Under what specific conditions can a Chatime franchisee's release or waiver of rights include rights under the Washington Franchise Investment Protection Act?
Chatime Franchise · 2025 FDDAnswer from 2025 FDD Document
A release or waiver of rights executed by a franchisee will not include rights under the Washington Franchise Investment Protection Act or any rule or order thereunder except when executed pursuant to a negotiated settlement after the agreement is in effect and where the parties are represented by independent counsel.
Source: Item 23 — Receipts (FDD pages 58–262)
What This Means (2025 FDD)
According to Chatime's 2025 Franchise Disclosure Document, a franchisee's release or waiver of rights can include rights under the Washington Franchise Investment Protection Act only under specific conditions.

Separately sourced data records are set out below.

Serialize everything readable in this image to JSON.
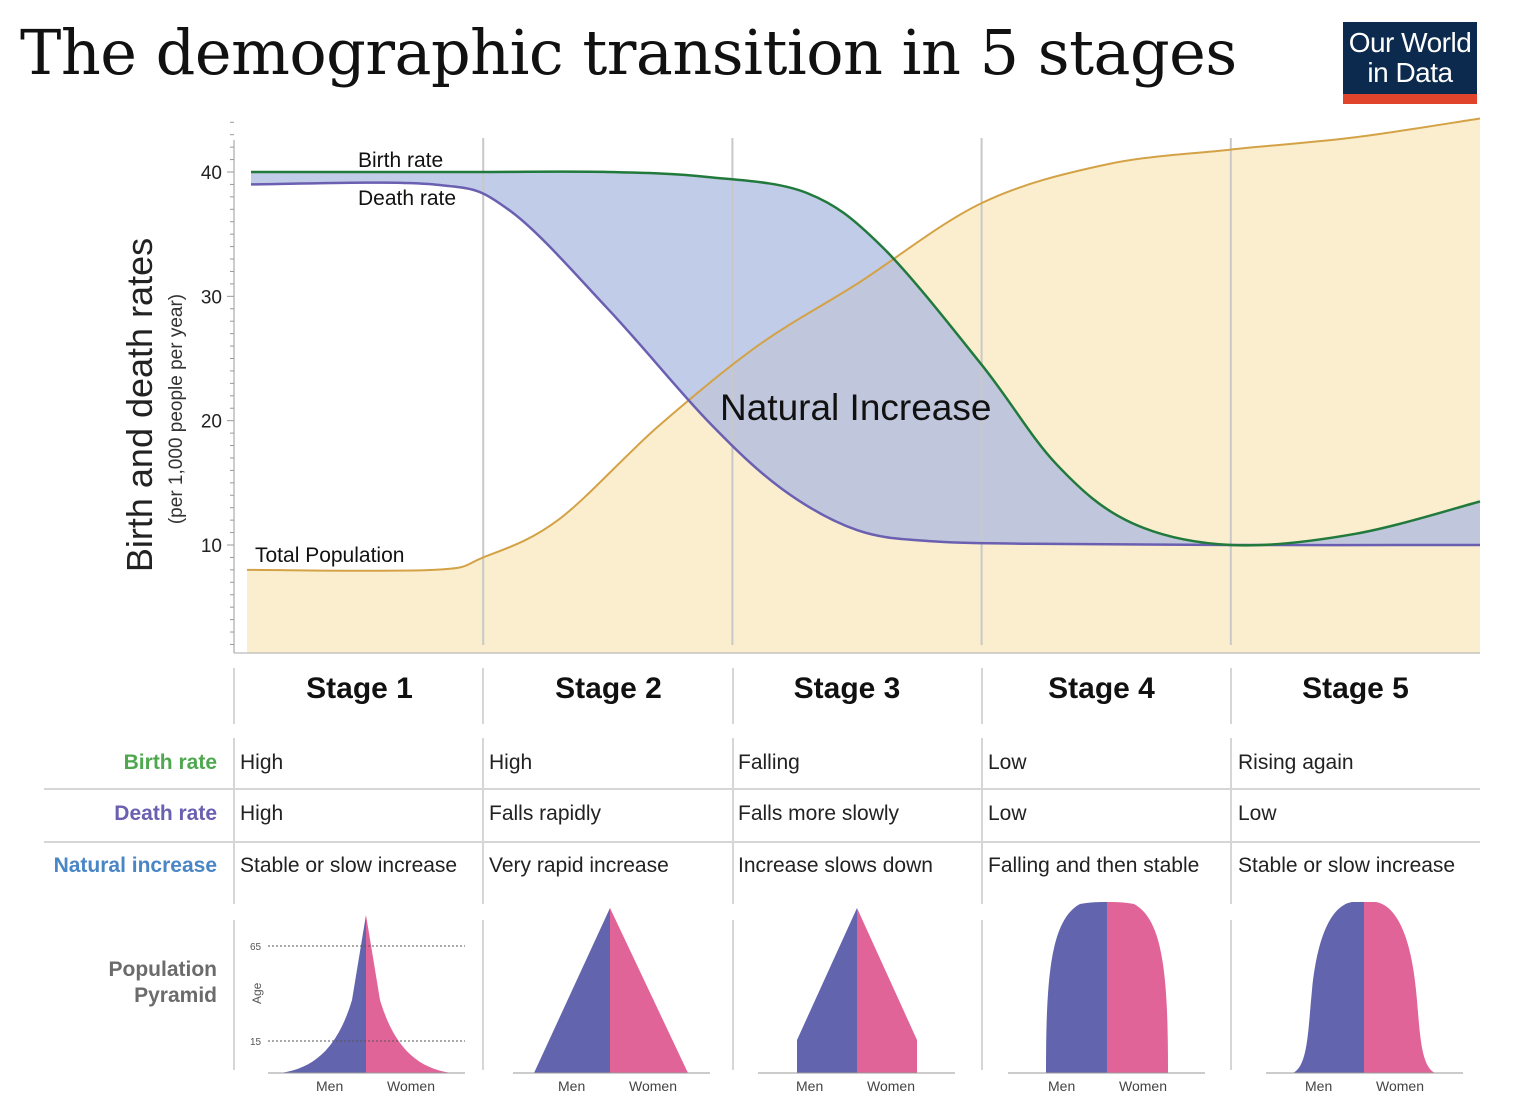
{
  "title": "The demographic transition in 5 stages",
  "logo": {
    "line1": "Our World",
    "line2": "in Data",
    "bg_color": "#0c2a4d",
    "accent_color": "#e0452b"
  },
  "chart_data": {
    "type": "line",
    "ylabel": "Birth and death rates",
    "ylabel_sub": "(per 1,000 people per year)",
    "yticks": [
      10,
      20,
      30,
      40
    ],
    "ylim": [
      2,
      44
    ],
    "xlim": [
      0,
      5
    ],
    "stages": [
      "Stage 1",
      "Stage 2",
      "Stage 3",
      "Stage 4",
      "Stage 5"
    ],
    "series": [
      {
        "name": "Birth rate",
        "color": "#217a3c",
        "x": [
          0,
          0.5,
          0.95,
          1.5,
          1.9,
          2.3,
          2.6,
          3.0,
          3.3,
          3.6,
          4.0,
          4.5,
          5.0
        ],
        "y": [
          40,
          40,
          40,
          40,
          39.6,
          38.3,
          34.0,
          24.5,
          16.5,
          11.8,
          10.0,
          10.9,
          13.5
        ]
      },
      {
        "name": "Death rate",
        "color": "#6a5fb0",
        "x": [
          0,
          0.8,
          1.1,
          1.5,
          1.9,
          2.2,
          2.5,
          2.8,
          3.2,
          4.0,
          5.0
        ],
        "y": [
          39,
          39,
          37,
          29,
          20,
          14.5,
          11.2,
          10.3,
          10.1,
          10.0,
          10.0
        ]
      },
      {
        "name": "Total Population",
        "color": "#d4a246",
        "x": [
          0,
          0.8,
          1.0,
          1.3,
          1.7,
          2.1,
          2.5,
          3.0,
          3.5,
          4.0,
          4.5,
          5.0
        ],
        "y": [
          8,
          8,
          9,
          12,
          19.5,
          26,
          31,
          37.5,
          40.6,
          41.8,
          42.8,
          44.3
        ]
      }
    ],
    "annotation": "Natural Increase",
    "shading": {
      "natural_increase_fill": "#a9b9e0",
      "population_fill": "#fbeecf"
    }
  },
  "table": {
    "rows": [
      {
        "label": "Birth rate",
        "color": "#4fa84f",
        "values": [
          "High",
          "High",
          "Falling",
          "Low",
          "Rising again"
        ]
      },
      {
        "label": "Death rate",
        "color": "#6a5fb0",
        "values": [
          "High",
          "Falls rapidly",
          "Falls more slowly",
          "Low",
          "Low"
        ]
      },
      {
        "label": "Natural increase",
        "color": "#4a86c5",
        "values": [
          "Stable or slow increase",
          "Very rapid increase",
          "Increase slows down",
          "Falling and then stable",
          "Stable or slow increase"
        ]
      }
    ]
  },
  "pyramids": {
    "label_line1": "Population",
    "label_line2": "Pyramid",
    "age_label": "Age",
    "age_ticks": [
      "65",
      "15"
    ],
    "men_label": "Men",
    "women_label": "Women",
    "men_color": "#6265ad",
    "women_color": "#e06497"
  }
}
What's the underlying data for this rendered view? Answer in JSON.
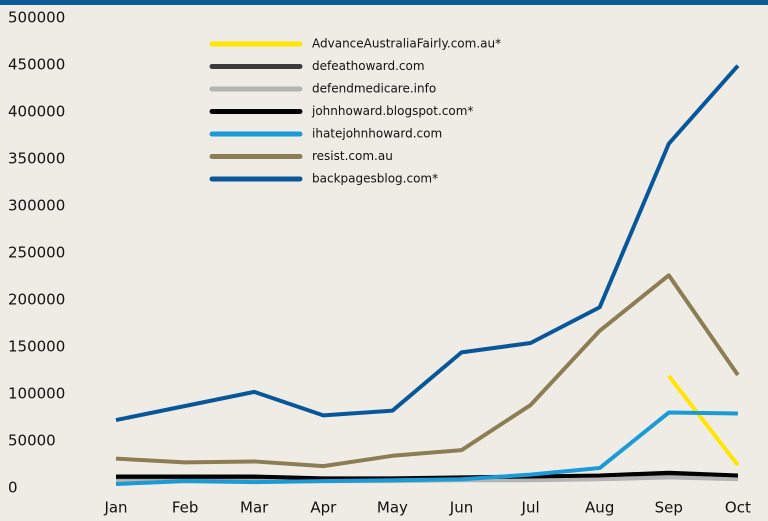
{
  "chart_data": {
    "type": "line",
    "categories": [
      "Jan",
      "Feb",
      "Mar",
      "Apr",
      "May",
      "Jun",
      "Jul",
      "Aug",
      "Sep",
      "Oct"
    ],
    "ylim": [
      0,
      500000
    ],
    "yticks": [
      0,
      50000,
      100000,
      150000,
      200000,
      250000,
      300000,
      350000,
      400000,
      450000,
      500000
    ],
    "grid": false,
    "legend": "top",
    "series": [
      {
        "name": "AdvanceAustraliaFairly.com.au*",
        "color": "#ffe600",
        "values": [
          null,
          null,
          null,
          null,
          null,
          null,
          null,
          null,
          115000,
          20000
        ]
      },
      {
        "name": "defeathoward.com",
        "color": "#3b3b3b",
        "values": [
          6000,
          6000,
          6000,
          5000,
          5000,
          6000,
          6000,
          7000,
          9000,
          7000
        ]
      },
      {
        "name": "defendmedicare.info",
        "color": "#b4b4b4",
        "values": [
          3000,
          3000,
          3000,
          3000,
          3000,
          4000,
          4000,
          5000,
          7000,
          5000
        ]
      },
      {
        "name": "johnhoward.blogspot.com*",
        "color": "#000000",
        "values": [
          8000,
          8000,
          8000,
          6000,
          6000,
          7000,
          8000,
          9000,
          12000,
          9000
        ]
      },
      {
        "name": "ihatejohnhoward.com",
        "color": "#1a9ad6",
        "values": [
          0,
          3000,
          2000,
          3000,
          4000,
          5000,
          10000,
          17000,
          76000,
          75000
        ]
      },
      {
        "name": "resist.com.au",
        "color": "#8c7d55",
        "values": [
          27000,
          23000,
          24000,
          19000,
          30000,
          36000,
          84000,
          163000,
          222000,
          116000
        ]
      },
      {
        "name": "backpagesblog.com*",
        "color": "#08579a",
        "values": [
          68000,
          83000,
          98000,
          73000,
          78000,
          140000,
          150000,
          188000,
          362000,
          445000
        ]
      }
    ]
  }
}
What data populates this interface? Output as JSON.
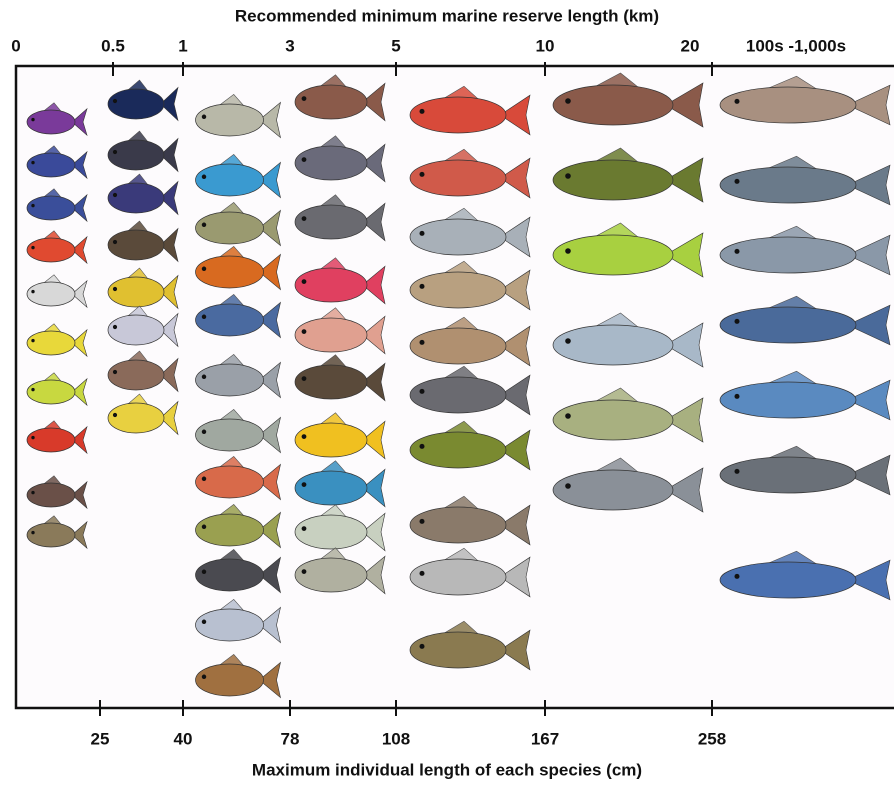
{
  "top_axis": {
    "title": "Recommended minimum marine reserve length (km)",
    "labels": [
      "0",
      "0.5",
      "1",
      "3",
      "5",
      "10",
      "20",
      "100s -1,000s"
    ]
  },
  "bottom_axis": {
    "title": "Maximum individual length of each species (cm)",
    "labels": [
      "25",
      "40",
      "78",
      "108",
      "167",
      "258"
    ]
  }
}
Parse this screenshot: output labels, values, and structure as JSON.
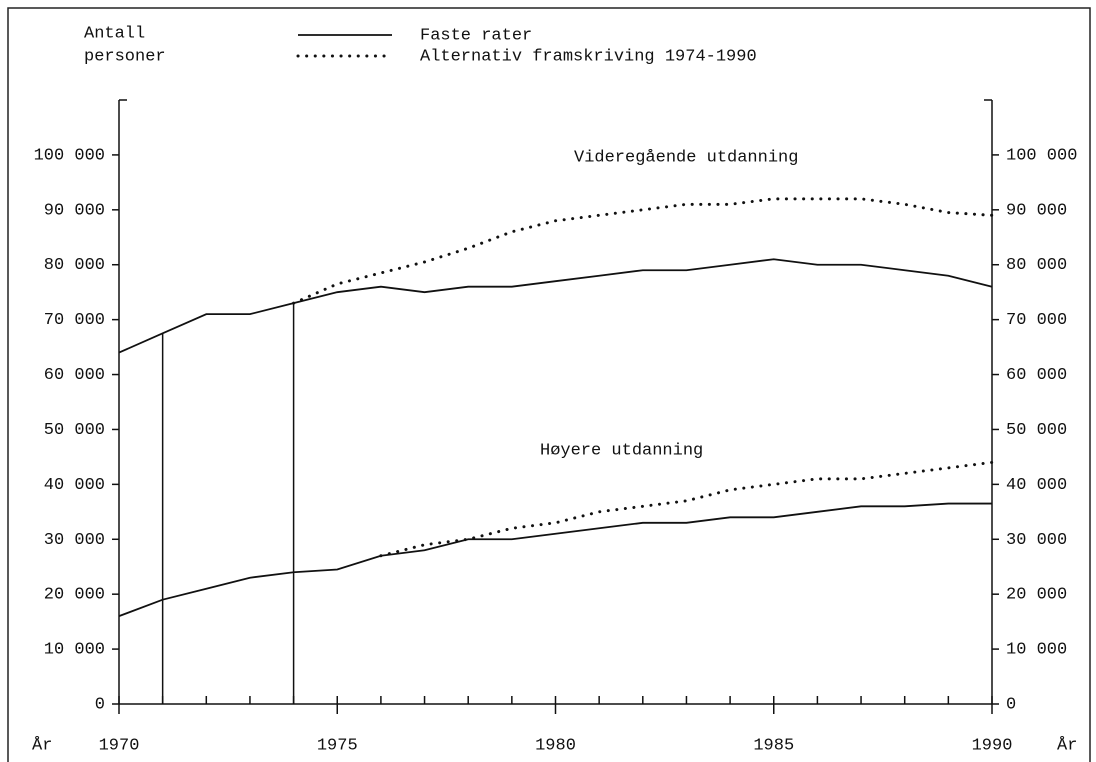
{
  "chart_data": {
    "type": "line",
    "ylabel": [
      "Antall",
      "personer"
    ],
    "xlabel": "År",
    "legend": [
      {
        "label": "Faste rater",
        "style": "solid"
      },
      {
        "label": "Alternativ framskriving 1974-1990",
        "style": "dotted"
      }
    ],
    "x": [
      1970,
      1971,
      1972,
      1973,
      1974,
      1975,
      1976,
      1977,
      1978,
      1979,
      1980,
      1981,
      1982,
      1983,
      1984,
      1985,
      1986,
      1987,
      1988,
      1989,
      1990
    ],
    "groups": [
      {
        "label": "Videregående utdanning",
        "series": [
          {
            "style": "solid",
            "values": [
              64000,
              67500,
              71000,
              71000,
              73000,
              75000,
              76000,
              75000,
              76000,
              76000,
              77000,
              78000,
              79000,
              79000,
              80000,
              81000,
              80000,
              80000,
              79000,
              78000,
              76000
            ]
          },
          {
            "style": "dotted",
            "values": [
              null,
              null,
              null,
              null,
              73000,
              76500,
              78500,
              80500,
              83000,
              86000,
              88000,
              89000,
              90000,
              91000,
              91000,
              92000,
              92000,
              92000,
              91000,
              89500,
              89000
            ]
          }
        ]
      },
      {
        "label": "Høyere utdanning",
        "series": [
          {
            "style": "solid",
            "values": [
              16000,
              19000,
              21000,
              23000,
              24000,
              24500,
              27000,
              28000,
              30000,
              30000,
              31000,
              32000,
              33000,
              33000,
              34000,
              34000,
              35000,
              36000,
              36000,
              36500,
              36500
            ]
          },
          {
            "style": "dotted",
            "values": [
              null,
              null,
              null,
              null,
              null,
              null,
              27000,
              29000,
              30000,
              32000,
              33000,
              35000,
              36000,
              37000,
              39000,
              40000,
              41000,
              41000,
              42000,
              43000,
              44000
            ]
          }
        ]
      }
    ],
    "vlines": [
      1971,
      1974
    ],
    "xlim": [
      1970,
      1990
    ],
    "xticks": [
      1970,
      1975,
      1980,
      1985,
      1990
    ],
    "xminor_ticks": [
      1970,
      1971,
      1972,
      1973,
      1974,
      1975,
      1976,
      1977,
      1978,
      1979,
      1980,
      1981,
      1982,
      1983,
      1984,
      1985,
      1986,
      1987,
      1988,
      1989,
      1990
    ],
    "ylim": [
      0,
      110000
    ],
    "yticks": [
      0,
      {
        "value": 10000,
        "label": "10 000"
      },
      {
        "value": 20000,
        "label": "20 000"
      },
      {
        "value": 30000,
        "label": "30 000"
      },
      {
        "value": 40000,
        "label": "40 000"
      },
      {
        "value": 50000,
        "label": "50 000"
      },
      {
        "value": 60000,
        "label": "60 000"
      },
      {
        "value": 70000,
        "label": "70 000"
      },
      {
        "value": 80000,
        "label": "80 000"
      },
      {
        "value": 90000,
        "label": "90 000"
      },
      {
        "value": 100000,
        "label": "100 000"
      }
    ],
    "grid": false,
    "color": "#111111"
  }
}
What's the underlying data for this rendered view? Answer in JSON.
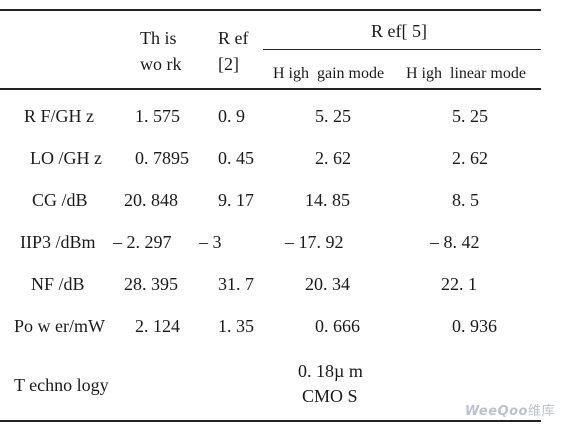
{
  "header": {
    "this_work": [
      "Th is",
      "wo rk"
    ],
    "ref2": [
      "R ef",
      "[2]"
    ],
    "ref5": "R ef[ 5]",
    "high_gain": "H igh  gain mode",
    "high_linear": "H igh  linear mode"
  },
  "rows": [
    {
      "label": "R F/GH z",
      "this": "1. 575",
      "ref2": "0. 9",
      "gain": "5. 25",
      "linear": "5. 25"
    },
    {
      "label": "LO /GH z",
      "this": "0. 7895",
      "ref2": "0. 45",
      "gain": "2. 62",
      "linear": "2. 62"
    },
    {
      "label": "CG /dB",
      "this": "20. 848",
      "ref2": "9. 17",
      "gain": "14. 85",
      "linear": "8. 5"
    },
    {
      "label": "IIP3 /dBm",
      "this": "– 2. 297",
      "ref2": "– 3",
      "gain": "– 17. 92",
      "linear": "– 8. 42"
    },
    {
      "label": "NF /dB",
      "this": "28. 395",
      "ref2": "31. 7",
      "gain": "20. 34",
      "linear": "22. 1"
    },
    {
      "label": "Po w er/mW",
      "this": "2. 124",
      "ref2": "1. 35",
      "gain": "0. 666",
      "linear": "0. 936"
    }
  ],
  "technology": {
    "label": "T echno logy",
    "value": [
      "0. 18µ m",
      "CMO S"
    ]
  },
  "watermark": {
    "part1": "WeeQoo",
    "part2": "维库"
  }
}
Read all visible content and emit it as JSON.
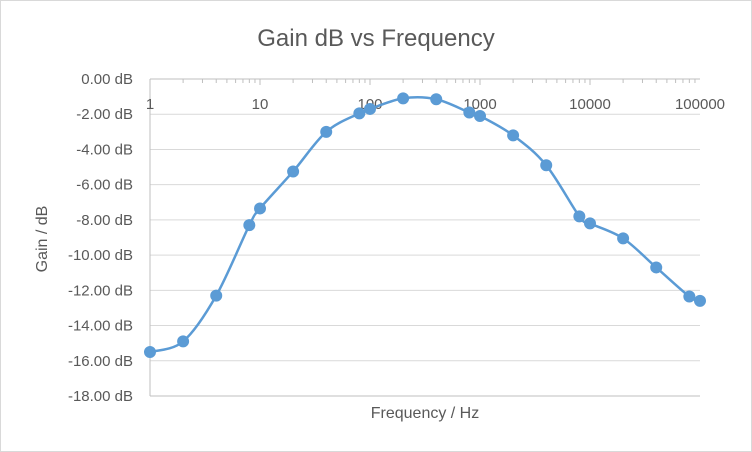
{
  "chart_data": {
    "type": "line",
    "title": "Gain dB vs Frequency",
    "xlabel": "Frequency / Hz",
    "ylabel": "Gain / dB",
    "x_scale": "log",
    "xlim": [
      1,
      100000
    ],
    "ylim": [
      -18,
      0
    ],
    "x_tick_labels": [
      "1",
      "10",
      "100",
      "1000",
      "10000",
      "100000"
    ],
    "y_tick_labels": [
      "0.00 dB",
      "-2.00 dB",
      "-4.00 dB",
      "-6.00 dB",
      "-8.00 dB",
      "-10.00 dB",
      "-12.00 dB",
      "-14.00 dB",
      "-16.00 dB",
      "-18.00 dB"
    ],
    "grid": "horizontal",
    "legend": "none",
    "series": [
      {
        "color": "#5b9bd5",
        "marker": "circle",
        "smooth": true,
        "x": [
          1,
          2,
          4,
          8,
          10,
          20,
          40,
          80,
          100,
          200,
          400,
          800,
          1000,
          2000,
          4000,
          8000,
          10000,
          20000,
          40000,
          80000,
          100000
        ],
        "y": [
          -15.5,
          -14.9,
          -12.3,
          -8.3,
          -7.35,
          -5.25,
          -3.0,
          -1.95,
          -1.7,
          -1.1,
          -1.15,
          -1.9,
          -2.1,
          -3.2,
          -4.9,
          -7.8,
          -8.2,
          -9.05,
          -10.7,
          -12.35,
          -12.6
        ]
      }
    ]
  }
}
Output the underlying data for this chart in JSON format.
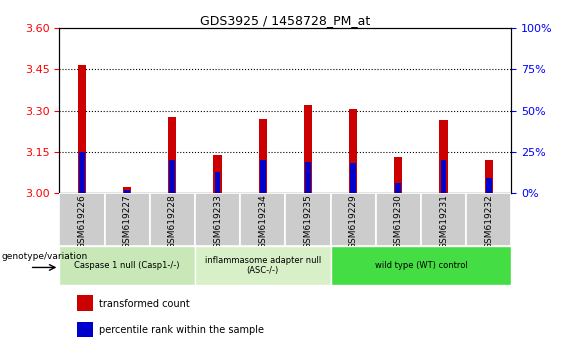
{
  "title": "GDS3925 / 1458728_PM_at",
  "samples": [
    "GSM619226",
    "GSM619227",
    "GSM619228",
    "GSM619233",
    "GSM619234",
    "GSM619235",
    "GSM619229",
    "GSM619230",
    "GSM619231",
    "GSM619232"
  ],
  "transformed_count": [
    3.465,
    3.02,
    3.275,
    3.14,
    3.27,
    3.32,
    3.305,
    3.13,
    3.265,
    3.12
  ],
  "percentile_rank_pct": [
    25,
    2,
    20,
    13,
    20,
    19,
    18,
    6,
    20,
    9
  ],
  "ylim": [
    3.0,
    3.6
  ],
  "yticks": [
    3.0,
    3.15,
    3.3,
    3.45,
    3.6
  ],
  "right_yticks": [
    0,
    25,
    50,
    75,
    100
  ],
  "right_ylim": [
    0,
    100
  ],
  "bar_color": "#CC0000",
  "blue_color": "#0000CC",
  "grid_lines": [
    3.15,
    3.3,
    3.45
  ],
  "groups": [
    {
      "label": "Caspase 1 null (Casp1-/-)",
      "start": 0,
      "end": 3,
      "color": "#c8e8b8"
    },
    {
      "label": "inflammasome adapter null\n(ASC-/-)",
      "start": 3,
      "end": 6,
      "color": "#d8f0c8"
    },
    {
      "label": "wild type (WT) control",
      "start": 6,
      "end": 10,
      "color": "#44dd44"
    }
  ],
  "legend_items": [
    {
      "label": "transformed count",
      "color": "#CC0000"
    },
    {
      "label": "percentile rank within the sample",
      "color": "#0000CC"
    }
  ],
  "genotype_label": "genotype/variation",
  "bar_width": 0.18
}
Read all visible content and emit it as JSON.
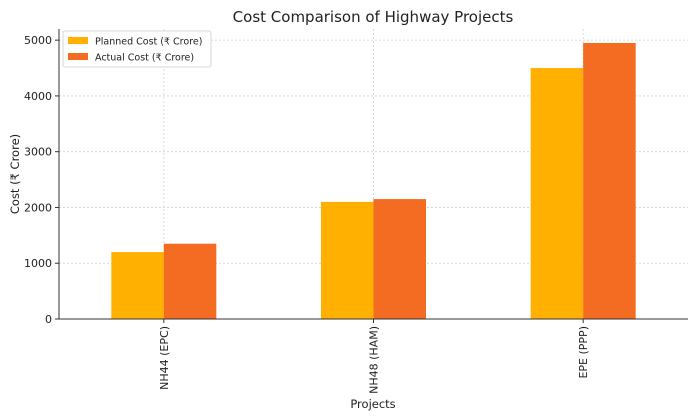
{
  "chart_data": {
    "type": "bar",
    "title": "Cost Comparison of Highway Projects",
    "xlabel": "Projects",
    "ylabel": "Cost (₹ Crore)",
    "categories": [
      "NH44 (EPC)",
      "NH48 (HAM)",
      "EPE (PPP)"
    ],
    "series": [
      {
        "name": "Planned Cost (₹ Crore)",
        "values": [
          1200,
          2100,
          4500
        ],
        "color": "#FFB000"
      },
      {
        "name": "Actual Cost (₹ Crore)",
        "values": [
          1350,
          2150,
          4950
        ],
        "color": "#F46B22"
      }
    ],
    "ylim": [
      0,
      5200
    ],
    "yticks": [
      0,
      1000,
      2000,
      3000,
      4000,
      5000
    ],
    "grid": true,
    "legend_position": "top-left"
  }
}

This protection is in place to ensure that franchisees are not unknowingly or unfairly relinquishing their legal rights under Washington law.
Specifically, such a release or waiver is permissible only when it is executed as part of a negotiated settlement. This settlement must occur after the franchise agreement is already in effect, indicating that the franchisee has had the opportunity to understand their rights and obligations. Furthermore, both Chatime and the franchisee must be represented by independent legal counsel during these negotiations. This requirement ensures that the franchisee receives informed and unbiased advice before agreeing to waive any rights under the Act.
This provision aims to prevent Chatime from including clauses in the initial franchise agreement that might compel franchisees to waive their rights without fully understanding the implications. By requiring a negotiated settlement with independent counsel, the amendment seeks to balance the interests of both parties and uphold the protections afforded by the Washington Franchise Investment Protection Act. This ensures that any waiver of rights is knowing, voluntary, and fair.